Oh, yeah. I remember other posters here like The Bodyguard talking about it way before I had a kid.
This online classroom stuff is very interesting to say the least. As a parent, you kinda put a veil of trust into place when you put the kid on the bus. Off he goes, the 8 hours later, there he is. Another good day at school.
But now? The classroom is right there in your family room, kitchen, kids room, where ever. I’m actually kind of glad to get a peek behind the curtain, and it just so happens that the teacher this year likes to godzilla stomp all over certain traditional holidays. It turns out she actually has a few real and pretty serious problems too, that are why we end up seeing this kind of stuff on our 2nd graders zoom classroom.
They can always claim the moral high ground, as did Karl Marx.
Apparently, speculating on the stock market for a handsome profit is a way to strike back at the capitalists without engaging in the dirty business of actual work. To quote Marx himself:
“I have, which will surprise you not a little, been speculating … in English stocks, which are springing up like mushrooms this year … andare forced up to quite an unreasonable level and then, for the most part, collapse. In this way, I have made over £400. …
“… now that the complexity of the political situation affords greater scope, I shall begin all over again. It’s a type of operation that makes demands on one’s time, [but] it’s worthwhile running some risk in order to relieve the enemy of his money.”
Everybody secretly wants to be a capitalist, even anti-capitalists. Funny.
Yeah, I definitely agree. Seeing how the sausage is made is important no matter how maddening. Which is one big reason I think homeschooling has been on the rise in recent years. Granted it’s a bit of a luxury for most, and it also depends on the ability of the home teacher lol.
I recall bodyguard talking about the school issues quite a bit.

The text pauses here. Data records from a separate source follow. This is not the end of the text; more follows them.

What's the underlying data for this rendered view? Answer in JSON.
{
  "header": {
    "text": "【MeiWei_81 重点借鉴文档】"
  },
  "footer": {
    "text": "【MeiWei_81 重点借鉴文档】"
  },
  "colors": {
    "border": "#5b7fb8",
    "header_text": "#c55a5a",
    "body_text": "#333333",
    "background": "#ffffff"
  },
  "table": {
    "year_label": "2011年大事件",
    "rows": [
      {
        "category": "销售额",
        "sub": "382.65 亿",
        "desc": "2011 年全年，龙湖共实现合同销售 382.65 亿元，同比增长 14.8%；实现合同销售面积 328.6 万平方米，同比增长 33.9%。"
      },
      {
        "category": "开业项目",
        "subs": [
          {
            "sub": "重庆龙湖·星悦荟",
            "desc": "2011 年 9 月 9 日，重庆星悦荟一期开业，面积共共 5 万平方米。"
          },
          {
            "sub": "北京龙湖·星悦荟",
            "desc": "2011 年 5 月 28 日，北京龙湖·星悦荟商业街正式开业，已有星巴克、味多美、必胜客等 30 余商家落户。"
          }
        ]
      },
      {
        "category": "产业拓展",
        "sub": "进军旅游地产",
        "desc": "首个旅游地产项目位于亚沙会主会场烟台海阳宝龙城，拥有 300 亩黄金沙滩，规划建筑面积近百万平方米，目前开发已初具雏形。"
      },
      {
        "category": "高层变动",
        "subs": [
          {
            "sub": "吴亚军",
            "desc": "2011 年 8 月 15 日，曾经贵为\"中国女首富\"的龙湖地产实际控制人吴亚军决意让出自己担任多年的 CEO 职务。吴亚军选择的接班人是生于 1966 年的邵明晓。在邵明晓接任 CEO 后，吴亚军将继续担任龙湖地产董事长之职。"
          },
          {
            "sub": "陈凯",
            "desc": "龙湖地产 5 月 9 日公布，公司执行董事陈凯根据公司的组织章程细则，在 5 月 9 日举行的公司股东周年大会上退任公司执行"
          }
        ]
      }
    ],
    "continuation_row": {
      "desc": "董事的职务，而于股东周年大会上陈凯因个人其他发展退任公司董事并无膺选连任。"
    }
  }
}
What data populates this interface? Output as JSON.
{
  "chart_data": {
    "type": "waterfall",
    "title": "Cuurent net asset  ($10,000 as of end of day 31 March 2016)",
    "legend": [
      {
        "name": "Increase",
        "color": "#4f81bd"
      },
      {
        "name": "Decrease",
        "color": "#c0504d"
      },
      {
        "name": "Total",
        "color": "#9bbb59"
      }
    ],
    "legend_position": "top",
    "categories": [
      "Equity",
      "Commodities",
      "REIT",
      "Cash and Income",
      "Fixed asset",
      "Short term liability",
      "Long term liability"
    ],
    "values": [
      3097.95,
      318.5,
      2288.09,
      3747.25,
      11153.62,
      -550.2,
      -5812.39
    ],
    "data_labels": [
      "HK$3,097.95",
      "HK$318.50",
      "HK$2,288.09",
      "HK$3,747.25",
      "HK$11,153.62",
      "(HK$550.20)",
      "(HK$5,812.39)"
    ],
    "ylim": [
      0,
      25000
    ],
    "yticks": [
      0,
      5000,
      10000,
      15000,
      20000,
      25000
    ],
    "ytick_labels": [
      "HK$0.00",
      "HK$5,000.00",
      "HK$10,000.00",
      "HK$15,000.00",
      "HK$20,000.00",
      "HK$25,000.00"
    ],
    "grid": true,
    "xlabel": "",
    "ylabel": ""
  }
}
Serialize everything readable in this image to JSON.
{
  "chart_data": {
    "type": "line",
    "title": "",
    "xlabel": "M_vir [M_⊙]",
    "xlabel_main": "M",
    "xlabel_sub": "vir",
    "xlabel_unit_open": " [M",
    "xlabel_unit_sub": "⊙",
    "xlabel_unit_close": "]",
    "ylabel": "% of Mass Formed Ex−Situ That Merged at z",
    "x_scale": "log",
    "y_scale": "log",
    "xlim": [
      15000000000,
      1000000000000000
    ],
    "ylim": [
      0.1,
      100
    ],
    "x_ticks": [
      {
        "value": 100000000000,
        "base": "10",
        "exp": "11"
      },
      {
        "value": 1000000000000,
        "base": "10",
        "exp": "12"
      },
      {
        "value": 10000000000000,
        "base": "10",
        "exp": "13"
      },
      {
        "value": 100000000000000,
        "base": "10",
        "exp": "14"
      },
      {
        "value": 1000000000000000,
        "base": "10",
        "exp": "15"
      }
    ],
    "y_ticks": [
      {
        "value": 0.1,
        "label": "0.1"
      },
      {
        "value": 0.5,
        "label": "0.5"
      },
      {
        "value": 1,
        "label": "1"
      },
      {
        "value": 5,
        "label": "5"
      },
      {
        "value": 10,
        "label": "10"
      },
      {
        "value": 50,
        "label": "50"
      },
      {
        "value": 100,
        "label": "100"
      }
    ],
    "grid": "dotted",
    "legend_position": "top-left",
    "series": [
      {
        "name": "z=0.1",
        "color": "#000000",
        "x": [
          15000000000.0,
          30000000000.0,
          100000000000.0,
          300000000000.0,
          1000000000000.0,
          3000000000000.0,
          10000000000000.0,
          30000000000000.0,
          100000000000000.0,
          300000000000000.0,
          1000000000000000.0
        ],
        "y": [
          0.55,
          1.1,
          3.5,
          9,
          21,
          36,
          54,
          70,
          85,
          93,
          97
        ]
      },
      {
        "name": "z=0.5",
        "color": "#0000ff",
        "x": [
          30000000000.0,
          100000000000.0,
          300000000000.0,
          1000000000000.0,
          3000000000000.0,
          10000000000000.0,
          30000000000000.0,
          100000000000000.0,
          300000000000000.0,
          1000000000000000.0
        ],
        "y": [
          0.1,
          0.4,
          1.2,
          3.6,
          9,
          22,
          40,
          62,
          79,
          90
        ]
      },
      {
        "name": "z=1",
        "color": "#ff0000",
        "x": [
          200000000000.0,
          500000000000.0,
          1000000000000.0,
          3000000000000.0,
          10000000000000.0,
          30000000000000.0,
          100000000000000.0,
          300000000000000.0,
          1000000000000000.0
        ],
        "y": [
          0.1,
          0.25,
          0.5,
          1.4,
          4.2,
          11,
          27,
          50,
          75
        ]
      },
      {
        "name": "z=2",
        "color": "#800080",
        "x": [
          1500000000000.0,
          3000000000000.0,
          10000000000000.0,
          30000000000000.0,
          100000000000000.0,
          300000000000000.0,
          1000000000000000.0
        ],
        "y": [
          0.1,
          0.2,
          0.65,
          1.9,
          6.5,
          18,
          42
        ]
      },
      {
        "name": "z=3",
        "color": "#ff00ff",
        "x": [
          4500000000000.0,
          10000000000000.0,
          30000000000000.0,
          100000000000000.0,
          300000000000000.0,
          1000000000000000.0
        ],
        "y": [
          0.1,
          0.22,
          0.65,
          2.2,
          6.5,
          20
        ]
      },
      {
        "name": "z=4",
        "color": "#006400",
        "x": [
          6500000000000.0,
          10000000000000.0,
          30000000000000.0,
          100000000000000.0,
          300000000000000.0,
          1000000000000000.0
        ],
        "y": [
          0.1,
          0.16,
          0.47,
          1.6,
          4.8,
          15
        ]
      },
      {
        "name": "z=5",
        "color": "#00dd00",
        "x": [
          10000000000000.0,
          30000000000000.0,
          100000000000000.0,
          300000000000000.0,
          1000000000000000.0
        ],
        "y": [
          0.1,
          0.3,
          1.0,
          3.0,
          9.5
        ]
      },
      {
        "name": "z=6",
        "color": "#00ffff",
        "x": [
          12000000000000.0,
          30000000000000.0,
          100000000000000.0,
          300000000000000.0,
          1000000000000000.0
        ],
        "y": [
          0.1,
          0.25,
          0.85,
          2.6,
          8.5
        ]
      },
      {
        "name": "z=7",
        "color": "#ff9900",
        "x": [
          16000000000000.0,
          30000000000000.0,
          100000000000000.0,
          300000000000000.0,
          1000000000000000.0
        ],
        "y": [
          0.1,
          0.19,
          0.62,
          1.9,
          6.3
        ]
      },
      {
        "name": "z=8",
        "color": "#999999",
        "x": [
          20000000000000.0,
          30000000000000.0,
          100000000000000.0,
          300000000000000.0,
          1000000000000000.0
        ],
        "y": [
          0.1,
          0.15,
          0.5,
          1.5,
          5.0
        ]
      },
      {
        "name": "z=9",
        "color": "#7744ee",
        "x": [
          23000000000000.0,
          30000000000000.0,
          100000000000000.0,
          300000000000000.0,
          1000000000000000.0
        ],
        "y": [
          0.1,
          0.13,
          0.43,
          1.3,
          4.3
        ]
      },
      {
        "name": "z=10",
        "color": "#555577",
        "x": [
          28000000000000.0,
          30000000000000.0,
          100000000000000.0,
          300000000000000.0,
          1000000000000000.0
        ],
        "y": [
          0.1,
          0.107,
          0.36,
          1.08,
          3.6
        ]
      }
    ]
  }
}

I locked my profits before the end of the day, because wanted to ensure that my 100,000 contracts on tulips would not be impeded.
Please don’t make my position known to your Dutch clientele.
95%+ of over 30 year olds have families and careers and real problems to worry about. But that last few percent really make a stink of things. The BLM founders are all late 30s or early 40s, for instance.
The founders of BLM dont really have much power over the BLM movement. I really dont think they are all that influential as the BLM movement is super decentralized. People dont even know the two lady’s names without googling. Its the younger folks who have taken up the SJW torch to push back on the establishment in various ways- the lowest hanging fruit being to get their school name changed.
I also think many folks are looking at this from a perspective where changing memorialized names, or statues is canceling those historical figures, and erasing the past. I think a pretty valid perspective is that we are simply swapping out memorialized names and statues to historical figures that are more pertinent or culturally significant nowadays. The same way the USPS changes up who gets to be on a stamp, we can change up whose name gets on a building, school, street, etc. A school name or statue doesnt have to live for all eternity once it has been set once, 50 years ago.
FWIW, the narrative over on WSB is that it they hold the ethical high ground by continuing to drive the stock price higher and higher, and anyone who cashes out is selling out “the movement”. The point is to do to Wall Street now, what wall street did to the people in 2008… the point isnt to profit.
So, really its the folks like me who are happy to say they DGAF about “the movement” that are trying to capitalistically capitalize on this whole shit show, while “the movement” stays pure.
It’s three women and they have Hollywood agents and are making tv deals with people like Oprah.
Also, BLM rakes in millions of dollars so it must have some organizational structure. It is not just some slogan.
This is an uneducated way of thinking. Is the bill of rights still pertinent?
This is the problem with how Americans think; historical relevance is not a trend. The Ancient Greeks are historically relevant and still significant. And the reality that these fragile, semi-educated social justice avengers are rebelling against is that they owe their existence to Greco-Roman culture and society. All of these blue haired humanities undergrads are connected to what they refer to as white culture, colonizers, imperialists, patriarchy, etc. They should be grateful they were able to inherent that culture but instead they want some sort of do over or reset.
A history professor complaining about Greeks and Romans (who didn’t think about race as we do today) should know that the very concept of history is a Greek and Roman invention.
And her picture looks exactly as you would expect.
Yeah. I was in a zoom meeting yesterday and we had to state our pronouns as we introduced ourselves. My name is obviously masculine so I didn’t bother.
All they need to take in millions is a cheap website, and a PayPal account. Ask the folks at BLM. org or other knock off websites who received donations haha.
I fail to understand how it’s uneducated to have that viewpoint. Are you suggesting that once something is named after a person, or a statue erected it should never be renamed or replaced lest we “forget our history”? I think only the truly great should have names or monuments last for centuries or millennia. James calhoun is not important on that level and should be happy to have had a lake named after him for 100 years.
Just following the directive of the black pool HFTs , uh larger hedge funds that actually piled on and made the shorts puke (right before grabbing a short for the freefall) , er I mean SEC suggestion.